I did not have to wait long. My dad and two younger brothers arrived first. I can’t remember what they said, I am sure there were questions. I asked my dad to get the jeans I had taken off minutes, maybe hours, before–I am not sure how long I was battling my brain–I could have checked my phone to see what time I had spoken to my mother, since we had talked right before, and figured out the time passed but I didn’t.
I had not moved from my position on the floor. I remember rocking my chair back and forth as I waited. It was soothing to focus on the simplicity of its movement. I had my dad put my jeans on me but did not bother with buttoning them. I bent my legs and lay on my back with an ankle on a knee–that was soothing as well. I felt normal again.
The volunteer fire department arrived before the EMTs. My two older brothers, the firefighter and the east-coaster, had been residents for the volunteer department, so I knew, or at least recognized, most of the men huddled over me. They checked my vitals–blood pressure cuff went on, pulse oximeter was placed on a finger, electrodes were stuck to my chest for an EKG, temperature was taken, lights were shone in my eyes, I followed fingers, questions were asked (my speech had returned to me). They could not find anything wrong with me. What made me most uncomfortable was how serious everyone was. I tried making a joke but nobody laughed. I wanted someone to at least smile.
The EMTs and my mother showed up soon after the volunteer had finished checking my vitals and the EMT checked me again. He could not find anything wrong either. Something serious had happened, though; I had the rug burns on my arms and knees along with my mother who heard my slurred speech to prove it. They gave me three options- go to my parents home and have them monitor me the rest of the night, have my parents drive me to the ER for further testing, or have the ambulance take me to the ER for further testing. My parents decided for me, they wanted the ambulance to take me. I was asked if I could walk to the porch before being put on the stretcher and I said I might be able to with help. The EMT and a volunteer supported me on either side and we made our way outside where they set me on the gurney.
The process of being pushed to and placed in the ambulance was bumpy but I was okay. “Do you know my brother?”, I asked the EMT as he was trying to start an IV. He did and he joked about how my brother would have been able to find my difficult veins the first poke. I was rolled through the ER doors and set up in a room. I said goodbye the EMT and waited for my parents.

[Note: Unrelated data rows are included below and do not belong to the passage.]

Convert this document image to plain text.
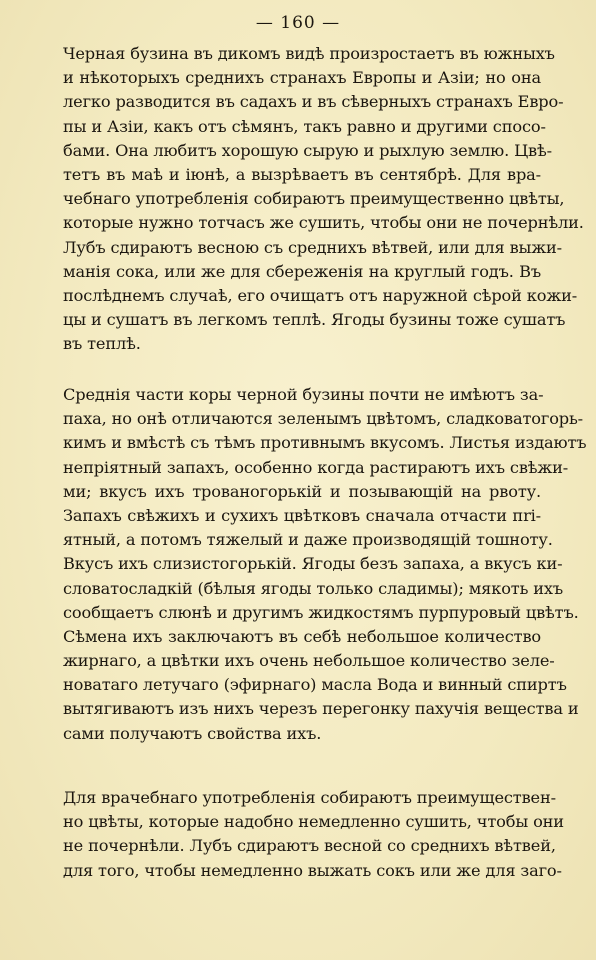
— 160 —
Черная бузина въ дикомъ видѣ произростаетъ въ южныхъ
и нѣкоторыхъ среднихъ странахъ Европы и Азіи; но она
легко разводится въ садахъ и въ сѣверныхъ странахъ Евро-
пы и Азіи, какъ отъ сѣмянъ, такъ равно и другими спосо-
бами. Она любитъ хорошую сырую и рыхлую землю. Цвѣ-
тетъ въ маѣ и іюнѣ, а вызрѣваетъ въ сентябрѣ. Для вра-
чебнаго употребленія собираютъ преимущественно цвѣты,
которые нужно тотчасъ же сушить, чтобы они не почернѣли.
Лубъ сдираютъ весною съ среднихъ вѣтвей, или для выжи-
манія сока, или же для сбереженія на круглый годъ. Въ
послѣднемъ случаѣ, его очищатъ отъ наружной сѣрой кожи-
цы и сушатъ въ легкомъ теплѣ. Ягоды бузины тоже сушатъ
въ теплѣ.
Среднія части коры черной бузины почти не имѣютъ за-
паха, но онѣ отличаются зеленымъ цвѣтомъ, сладковатогорь-
кимъ и вмѣстѣ съ тѣмъ противнымъ вкусомъ. Листья издаютъ
непріятный запахъ, особенно когда растираютъ ихъ свѣжи-
ми; вкусъ ихъ трованогорькій и позывающій на рвоту.
Запахъ свѣжихъ и сухихъ цвѣтковъ сначала отчасти пrі-
ятный, а потомъ тяжелый и даже производящій тошноту.
Вкусъ ихъ слизистогорькій. Ягоды безъ запаха, а вкусъ ки-
словатосладкій (бѣлыя ягоды только сладимы); мякоть ихъ
сообщаетъ слюнѣ и другимъ жидкостямъ пурпуровый цвѣтъ.
Сѣмена ихъ заключаютъ въ себѣ небольшое количество
жирнаго, а цвѣтки ихъ очень небольшое количество зеле-
новатаго летучаго (эфирнаго) масла Вода и винный спиртъ
вытягиваютъ изъ нихъ черезъ перегонку пахучія вещества и
сами получаютъ свойства ихъ.
Для врачебнаго употребленія собираютъ преимуществен-
но цвѣты, которые надобно немедленно сушить, чтобы они
не почернѣли. Лубъ сдираютъ весной со среднихъ вѣтвей,
для того, чтобы немедленно выжать сокъ или же для заго-
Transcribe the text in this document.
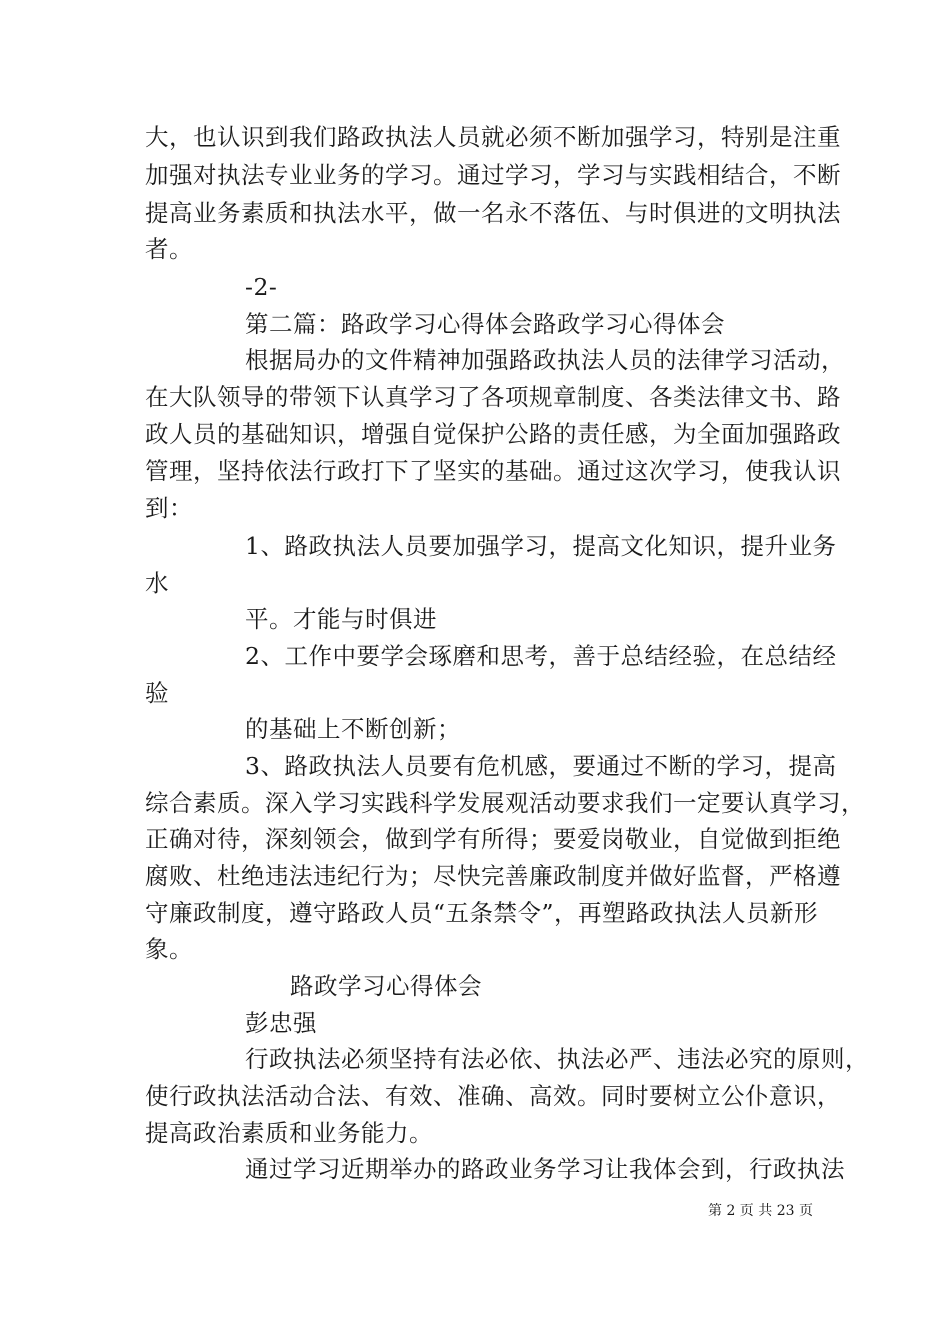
大，也认识到我们路政执法人员就必须不断加强学习，特别是注重
加强对执法专业业务的学习。通过学习，学习与实践相结合，不断
提高业务素质和执法水平，做一名永不落伍、与时俱进的文明执法
者。
-2-
第二篇：路政学习心得体会路政学习心得体会
根据局办的文件精神加强路政执法人员的法律学习活动，
在大队领导的带领下认真学习了各项规章制度、各类法律文书、路
政人员的基础知识，增强自觉保护公路的责任感，为全面加强路政
管理，坚持依法行政打下了坚实的基础。通过这次学习，使我认识
到：
1、路政执法人员要加强学习，提高文化知识，提升业务
水
平。才能与时俱进
2、工作中要学会琢磨和思考，善于总结经验，在总结经
验
的基础上不断创新；
3、路政执法人员要有危机感，要通过不断的学习，提高
综合素质。深入学习实践科学发展观活动要求我们一定要认真学习，
正确对待，深刻领会，做到学有所得；要爱岗敬业，自觉做到拒绝
腐败、杜绝违法违纪行为；尽快完善廉政制度并做好监督，严格遵
守廉政制度，遵守路政人员“五条禁令”，再塑路政执法人员新形
象。
路政学习心得体会
彭忠强
行政执法必须坚持有法必依、执法必严、违法必究的原则，
使行政执法活动合法、有效、准确、高效。同时要树立公仆意识，
提高政治素质和业务能力。
通过学习近期举办的路政业务学习让我体会到，行政执法
第 2 页 共 23 页
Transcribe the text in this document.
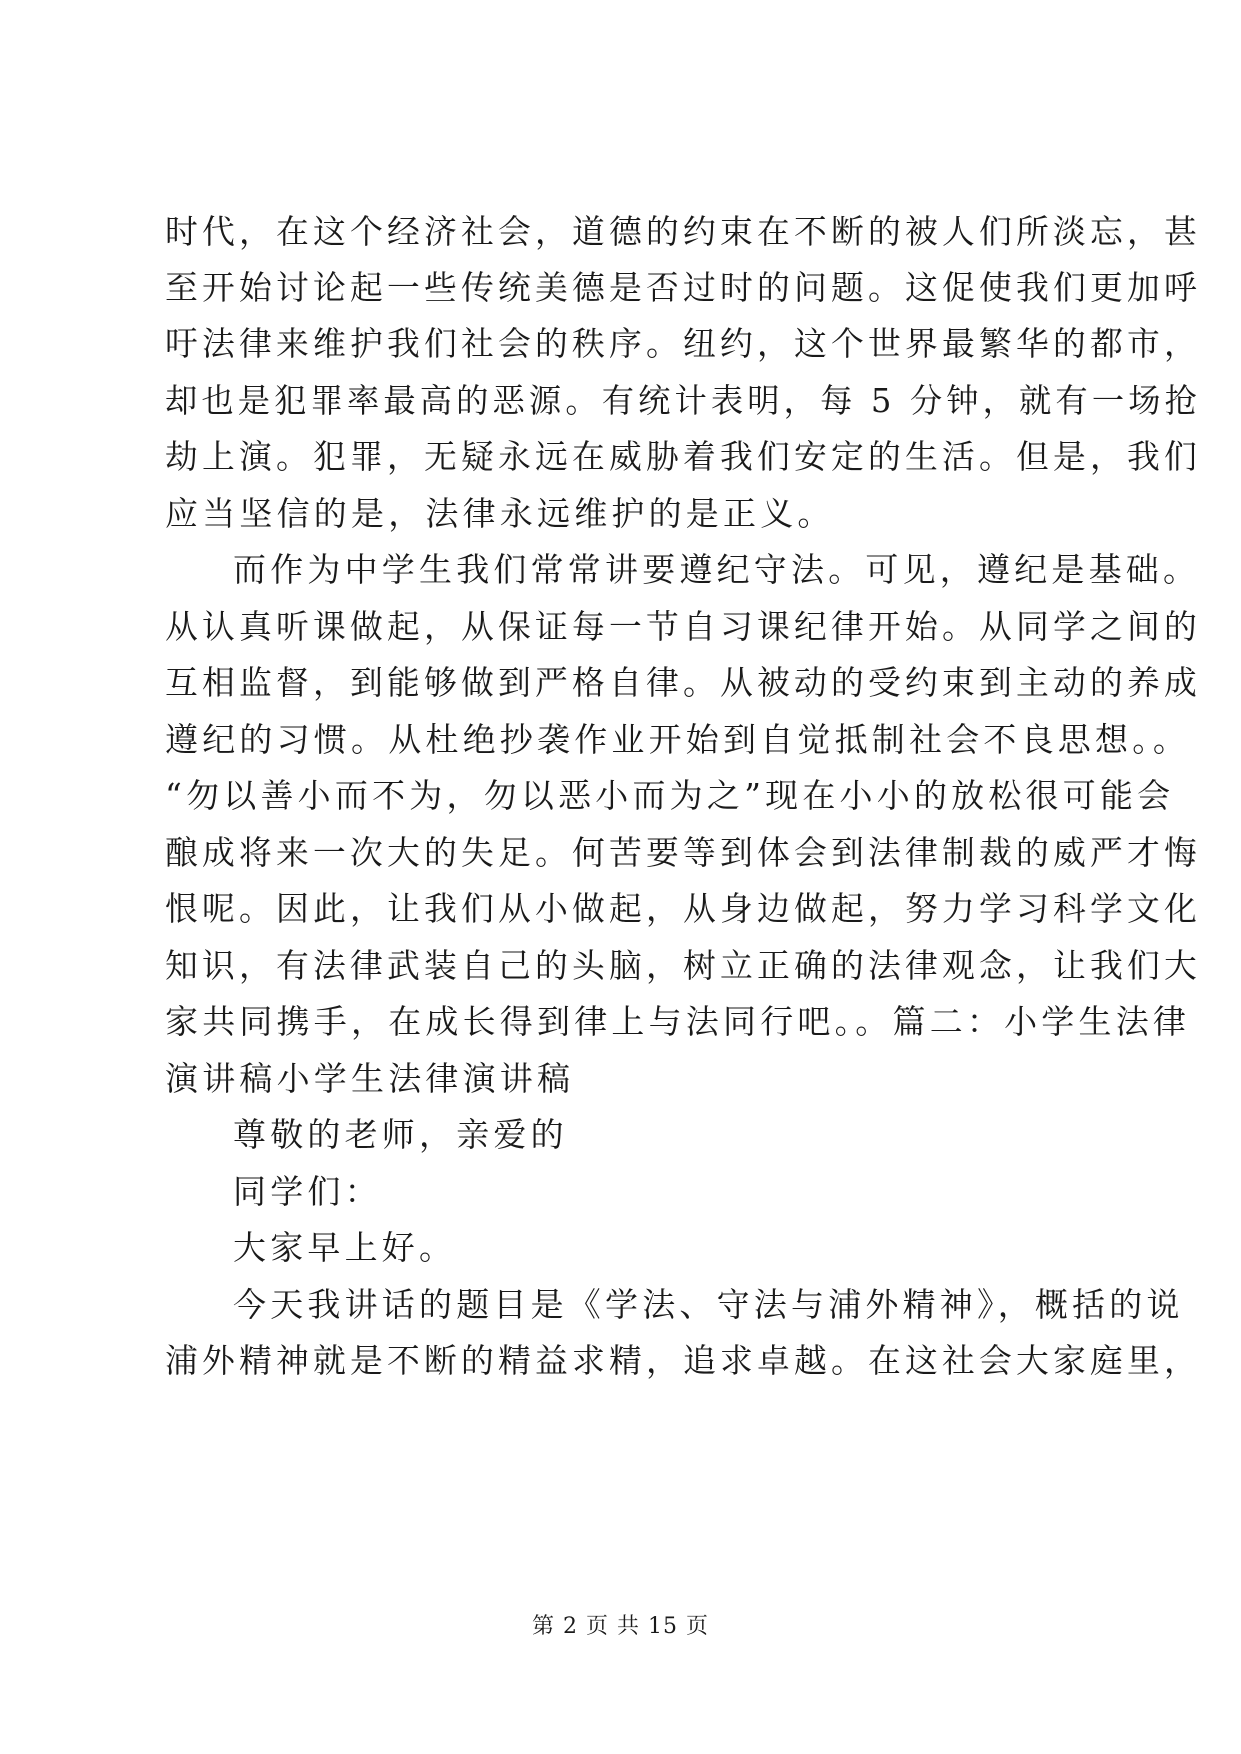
时代，在这个经济社会，道德的约束在不断的被人们所淡忘，甚
至开始讨论起一些传统美德是否过时的问题。这促使我们更加呼
吁法律来维护我们社会的秩序。纽约，这个世界最繁华的都市，
却也是犯罪率最高的恶源。有统计表明，每 5 分钟，就有一场抢
劫上演。犯罪，无疑永远在威胁着我们安定的生活。但是，我们
应当坚信的是，法律永远维护的是正义。
而作为中学生我们常常讲要遵纪守法。可见，遵纪是基础。
从认真听课做起，从保证每一节自习课纪律开始。从同学之间的
互相监督，到能够做到严格自律。从被动的受约束到主动的养成
遵纪的习惯。从杜绝抄袭作业开始到自觉抵制社会不良思想。。
“勿以善小而不为，勿以恶小而为之”现在小小的放松很可能会
酿成将来一次大的失足。何苦要等到体会到法律制裁的威严才悔
恨呢。因此，让我们从小做起，从身边做起，努力学习科学文化
知识，有法律武装自己的头脑，树立正确的法律观念，让我们大
家共同携手，在成长得到律上与法同行吧。。篇二：小学生法律
演讲稿小学生法律演讲稿
尊敬的老师，亲爱的
同学们：
大家早上好。
今天我讲话的题目是《学法、守法与浦外精神》，概括的说
浦外精神就是不断的精益求精，追求卓越。在这社会大家庭里，
第 2 页 共 15 页
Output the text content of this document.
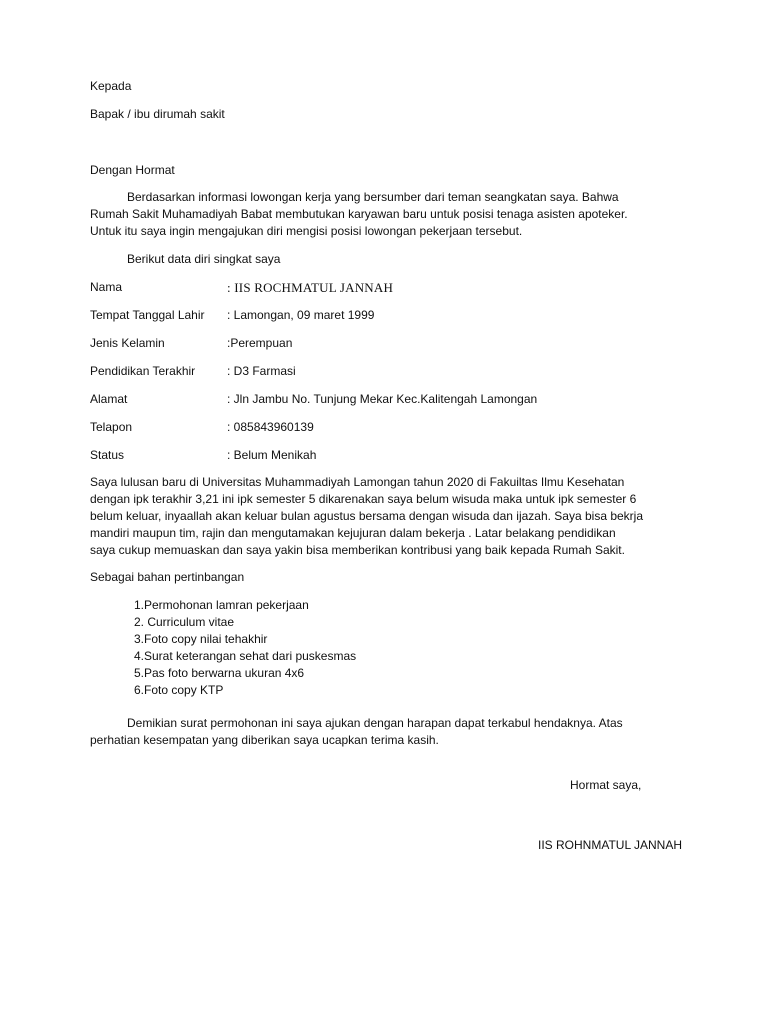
Kepada
Bapak / ibu dirumah sakit
Dengan Hormat
Berdasarkan informasi lowongan kerja yang bersumber dari teman seangkatan saya. Bahwa
Rumah Sakit Muhamadiyah Babat membutukan karyawan baru untuk posisi tenaga asisten apoteker.
Untuk itu saya ingin mengajukan diri mengisi posisi lowongan pekerjaan tersebut.
Berikut data diri singkat saya
Nama	: IIS ROCHMATUL JANNAH
Tempat Tanggal Lahir : Lamongan, 09 maret 1999
Jenis Kelamin	:Perempuan
Pendidikan Terakhir	: D3 Farmasi
Alamat	: Jln Jambu No. Tunjung Mekar Kec.Kalitengah Lamongan
Telapon	: 085843960139
Status	: Belum Menikah
Saya lulusan baru di Universitas Muhammadiyah Lamongan tahun 2020 di Fakuiltas Ilmu Kesehatan
dengan ipk terakhir 3,21 ini ipk semester 5 dikarenakan saya belum wisuda maka untuk ipk semester 6
belum keluar, inyaallah akan keluar bulan agustus bersama dengan wisuda dan ijazah. Saya bisa bekrja
mandiri maupun tim, rajin dan mengutamakan kejujuran dalam bekerja . Latar belakang pendidikan
saya cukup memuaskan dan saya yakin bisa memberikan kontribusi yang baik kepada Rumah Sakit.
Sebagai bahan pertinbangan
1.Permohonan lamran pekerjaan
2. Curriculum vitae
3.Foto copy nilai tehakhir
4.Surat keterangan sehat dari puskesmas
5.Pas foto berwarna ukuran 4x6
6.Foto copy KTP
Demikian surat permohonan ini saya ajukan dengan harapan dapat terkabul hendaknya. Atas
perhatian kesempatan yang diberikan saya ucapkan terima kasih.
Hormat saya,
IIS ROHNMATUL JANNAH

I was asked to put on a gown and given hospital socks with grips on the sole. The first thing I was asked to do is pee into a receptacle. The nurse helped me into the bathroom, placed the catcher in the bowl, and set me on the toilet. I think I peed, I have a hard time remembering because it was while I was sitting on the toilet that I started throwing up and could not stop. I pulled the “help me” string and grabbed the trash can in the corner. She waited until we thought I had finished and helped me back into bed. I was not finished. I threw up a total of 12 times before the anti-nausea medicine they gave me kicked in.
They began tests- blood drawn, EKG, CAT scan, chest x-ray, they had me walk. They concluded that I had vertigo, gave me more anti-nausea pills, and was sent home with instructions to follow-up with my PCP.
My parents took me home. My diagnosis did not feel right. We, my family and I, were nervous. I felt fragile. My surroundings didn’t feel real. I was tired.
Two days later, on my way to the PCP, my ER doctor called, “I have been thinking about you a lot and I don’t feel right about your diagnosis. I recommend you getting an MRI.” He didn’t give any other theories about what may be going on with me, just wanted to make sure I pursued more tests.
I told my PCP what happened and asked him to refer an MRI. He agreed. The MRI was scheduled a week out. I was scared. I didn’t want to have to wait a week for an MRI. I was beginning to feel like a ticking time bomb, but I resigned myself to wait.
It was that day or the day after that my mom talked to my brother, the EMT, and told him the next steps. He was not happy about the long wait for the MRI and told us to call and demand my MRI get moved up. He said they will be able to get me in, I just need to be pushy. Sure enough, they rescheduled my MRI for two days later.